Figure 13 Teaching points: SCFAs are products of microbial fermentation, and include propionate, acetate, and butyrate and isovalerate. Enteroendocrine cells express GPCRs, which bind SCFAs. SCFA-stimulated signaling mechanisms are outlined in the formal figure legend. Other products of microbial metabolism include indole, a derivative of dietary tryptophan. Indole elicits both stimulatory and inhibitory effects on gut hormone release, depending on the length of time enteroendocrine cells are exposed to indole, as outlined earlier.

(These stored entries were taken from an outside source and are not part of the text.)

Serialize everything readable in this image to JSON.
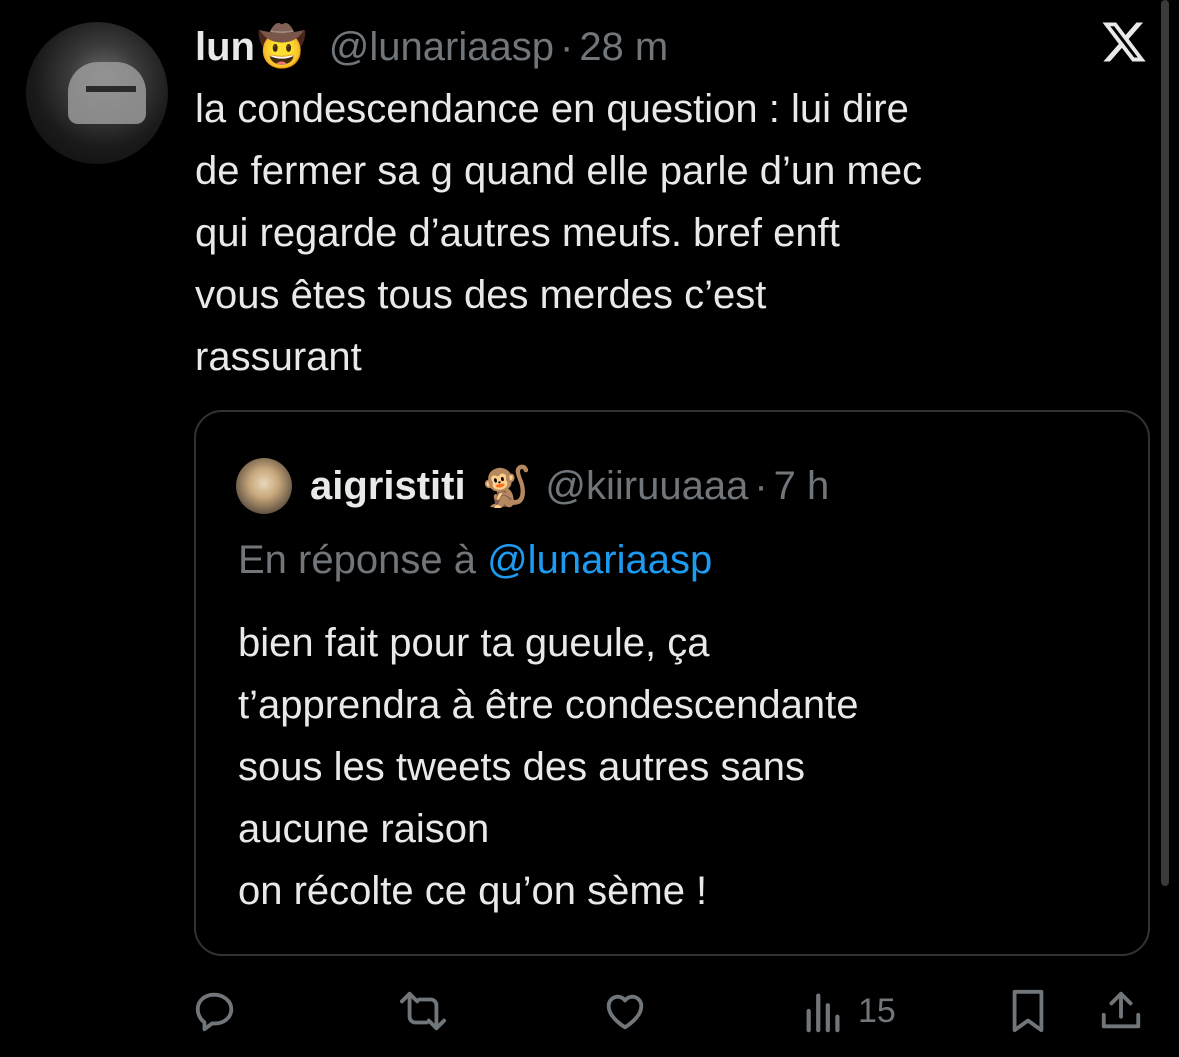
{
  "tweet": {
    "author_name": "lun",
    "author_emoji": "🤠",
    "handle": "@lunariaasp",
    "separator": "·",
    "time": "28 m",
    "text_lines": [
      "la condescendance en question : lui dire",
      "de fermer sa g quand elle parle d’un mec",
      "qui regarde d’autres meufs. bref enft",
      "vous êtes tous des merdes c’est",
      "rassurant"
    ]
  },
  "quoted": {
    "author_name": "aigristiti",
    "author_emoji": "🐒",
    "handle": "@kiiruuaaa",
    "separator": "·",
    "time": "7 h",
    "reply_prefix": "En réponse à",
    "reply_mention": "@lunariaasp",
    "text_lines": [
      "bien fait pour ta gueule, ça",
      "t’apprendra à être condescendante",
      "sous les tweets des autres sans",
      "aucune raison",
      "on récolte ce qu’on sème !"
    ]
  },
  "actions": {
    "views_count": "15"
  },
  "icons": [
    "x-logo-icon",
    "reply-icon",
    "retweet-icon",
    "like-icon",
    "views-icon",
    "bookmark-icon",
    "share-icon"
  ],
  "colors": {
    "background": "#000000",
    "text": "#e7e9ea",
    "muted": "#71767b",
    "accent": "#1d9bf0",
    "border": "#2f3336"
  }
}
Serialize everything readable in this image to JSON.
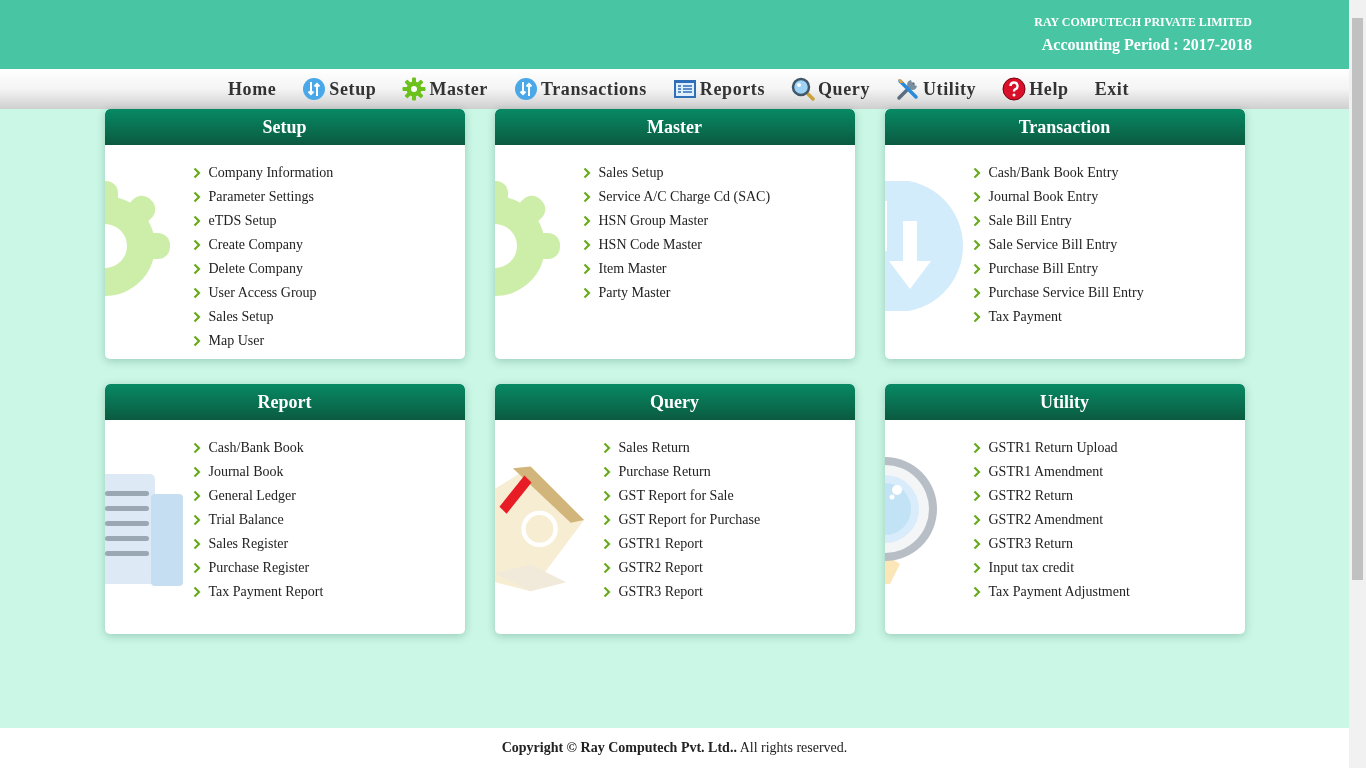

Figure 14 Teaching points: Enteroendocrine cells integrate signals from the brain as well as the periphery to regulate water balance in the body. The colon is a key site for water absorption. Both centrally derived AVP, and angiotensin II from the renin-angiotensin system inhibit anion secretion from the colon by stimulating PYY release from enteroendocrine cells. This is achieved through the activation of their cognate receptors expressed at the basolateral surface of PYY-producing enteroendocrine cells, as outlined earlier in the formal figure legend.